The bigger story here is the tightening loop between design and code. Figma has been seeding this idea for a while: use Claude Code to push live UI into Figma, iterate visually with your team, then use the MCP server and tools like Code Connect to bring that updated design back into code with real mappings, not just screenshots and redlines. With the canvas now open to agents, that loop becomes genuinely two‑way. A developer in VS Code or Cursor can ask an agent to update a Figma file based on a new implementation, while a designer can ask an agent, from Figma’s side, to adjust a layout according to the same design rules that live in the repo.

It’s telling that OpenAI and Anthropic are both prominently featured in Figma’s own examples. Teams inside OpenAI’s Codex group are already using Figma as their ground truth for product decisions, and now Codex can read that context directly instead of guessing from screenshots or loose descriptions. Anthropic’s Claude Code uses the generate_figma_design tool to capture running UIs and then leans on skills to behave like a respectful guest in your design system when it writes back to the canvas. Other MCP clients—Augment, Copilot CLI, Cursor, Warp, Factory, Firebender—get the same benefit just by speaking the protocol.

Of course, there’s a business angle underneath all this. Figma is clear that write‑to‑canvas agents will eventually be a usage‑based paid feature, though they’re free while in beta. At launch, the capability is tied to paid plans with Full and Dev seats, with Dev seats limited to read‑only access outside drafts. That pricing model makes sense if you squint at it as “compute on Figma’s side,” but it also signals something bigger: Figma increasingly wants to be the orchestration layer between your design system, your code, and your AI tools.

For design leaders and ICs, the upside is pretty simple: you can finally ask more from AI without sacrificing the hard‑won structure of your systems. Instead of agents spitting out one‑off Figma files that no one wants to maintain, they’re now forced to play inside your libraries, your variables, your patterns. For developers, the promise is less translation overhead. If your team invests in a solid set of skills, the specification for “build this screen” gets encoded once and reused everywhere, whether the starting point is a prototype, a production UI, or an MCP‑aware IDE.

This doesn’t magically solve the trust problem around AI in product teams, and Figma isn’t pretending it does. Their own documentation recommends treating agents as collaborators that still require review, guardrails, and constrained access to sensitive files—especially in enterprise settings. The companies leaning in hardest are starting with pilots, routing everything through a clearly defined set of skills, and keeping humans in the loop before anything hits production.

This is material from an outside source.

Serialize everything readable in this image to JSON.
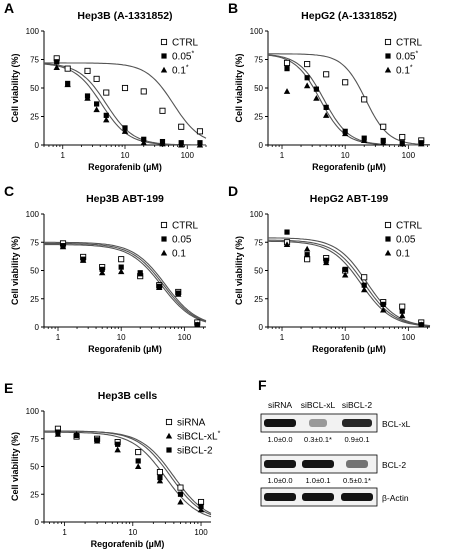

But the direction of travel is clear: design tools are no longer just places where humans click and drag rectangles. They’re turning into execution environments, where agents can read context, apply rules, and ship real work product that fits into existing systems. By opening the Figma canvas to agents—and giving teams a way to encode their taste and standards as skills—Figma is betting that the future of design isn’t AI versus designers, or even AI as a one‑off assistant, but AI as another teammate working inside the same shared file.